Attending to this concern, at the Block Center we evaluate each patient’s sleep and activity cycles. All new patients do a Stress Chemistry and Circadian Health Evaluation, which assesses cortisol, melatonin and a number of additional hormonal biomarkers. Why is this important? Because research has consistently demonstrated that assessing stress chemistry and circadian health are some of the key biomarkers associated with a patient’s prognosis, response to treatment and long-term survival. Once assessed, we train and condition each of our patients in order to re-establish healthy rhythms and optimize their biological clock.

Besides sleep and activity cycles, we provide individualized exercise recommendations for all of our patients – even those that are bed-ridden!
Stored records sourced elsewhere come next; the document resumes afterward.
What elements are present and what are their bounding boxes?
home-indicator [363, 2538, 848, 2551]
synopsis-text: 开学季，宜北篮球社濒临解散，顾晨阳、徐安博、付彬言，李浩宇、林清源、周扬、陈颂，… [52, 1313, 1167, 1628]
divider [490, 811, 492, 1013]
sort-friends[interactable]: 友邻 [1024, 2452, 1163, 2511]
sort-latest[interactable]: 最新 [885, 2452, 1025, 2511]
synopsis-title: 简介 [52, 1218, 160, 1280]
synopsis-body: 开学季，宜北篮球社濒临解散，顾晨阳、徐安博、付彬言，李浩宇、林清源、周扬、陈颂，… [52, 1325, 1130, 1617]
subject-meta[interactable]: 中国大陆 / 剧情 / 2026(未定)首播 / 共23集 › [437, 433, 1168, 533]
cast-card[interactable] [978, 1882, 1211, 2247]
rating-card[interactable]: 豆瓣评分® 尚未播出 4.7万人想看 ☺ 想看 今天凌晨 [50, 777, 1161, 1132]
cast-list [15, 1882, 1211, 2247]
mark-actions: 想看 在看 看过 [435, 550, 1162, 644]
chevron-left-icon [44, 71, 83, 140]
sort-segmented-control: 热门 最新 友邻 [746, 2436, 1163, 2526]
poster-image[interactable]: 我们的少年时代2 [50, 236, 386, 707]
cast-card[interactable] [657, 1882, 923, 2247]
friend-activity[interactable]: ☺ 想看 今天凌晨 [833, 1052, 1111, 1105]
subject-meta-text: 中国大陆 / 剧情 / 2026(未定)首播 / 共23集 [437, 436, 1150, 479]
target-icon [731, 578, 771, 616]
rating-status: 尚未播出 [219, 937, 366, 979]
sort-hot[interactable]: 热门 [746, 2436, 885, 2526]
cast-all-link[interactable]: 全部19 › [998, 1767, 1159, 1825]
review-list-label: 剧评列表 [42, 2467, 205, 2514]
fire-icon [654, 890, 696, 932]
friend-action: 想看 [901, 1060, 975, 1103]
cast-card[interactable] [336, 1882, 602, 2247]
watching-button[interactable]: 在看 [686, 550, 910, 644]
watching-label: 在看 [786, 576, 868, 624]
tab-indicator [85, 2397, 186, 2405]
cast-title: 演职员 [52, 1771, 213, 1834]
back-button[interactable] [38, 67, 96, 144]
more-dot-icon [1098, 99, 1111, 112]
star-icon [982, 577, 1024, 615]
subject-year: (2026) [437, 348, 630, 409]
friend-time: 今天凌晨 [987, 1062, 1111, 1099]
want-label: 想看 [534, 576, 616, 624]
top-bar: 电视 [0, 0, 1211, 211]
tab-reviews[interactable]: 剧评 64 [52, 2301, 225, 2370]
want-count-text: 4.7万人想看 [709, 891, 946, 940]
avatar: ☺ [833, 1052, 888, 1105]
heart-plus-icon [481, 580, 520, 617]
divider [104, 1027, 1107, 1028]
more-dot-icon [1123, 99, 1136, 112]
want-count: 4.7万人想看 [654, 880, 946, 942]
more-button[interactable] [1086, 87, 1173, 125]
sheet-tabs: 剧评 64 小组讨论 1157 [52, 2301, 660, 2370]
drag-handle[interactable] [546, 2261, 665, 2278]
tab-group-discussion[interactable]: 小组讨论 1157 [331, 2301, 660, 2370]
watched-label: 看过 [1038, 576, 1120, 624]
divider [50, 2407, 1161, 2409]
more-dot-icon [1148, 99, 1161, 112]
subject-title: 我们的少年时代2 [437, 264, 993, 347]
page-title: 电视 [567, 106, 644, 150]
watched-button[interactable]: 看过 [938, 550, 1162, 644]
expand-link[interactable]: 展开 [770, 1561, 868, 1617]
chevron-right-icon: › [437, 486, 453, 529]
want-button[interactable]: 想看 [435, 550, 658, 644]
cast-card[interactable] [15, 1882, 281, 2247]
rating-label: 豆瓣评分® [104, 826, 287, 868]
For building and maintaining muscle, we recommend resistance training through gentle workouts with low weights, stretch bands, Pilates or slow weight-bearing exercise, all intended to help build and maintain muscle tone, strength and breath. Balancing this resistance training with aerobic workouts is essential, but of course tailored to each patient’s personal needs and condition. Qigong and Tai Chi are slow, graceful, mindful exercises that nicely fill the need for flexibility while providing a centering and internal balance.

Whether food, sleep, or exercise, a body in balance with adequate rest and personalized fitness is a body best equipped to heal!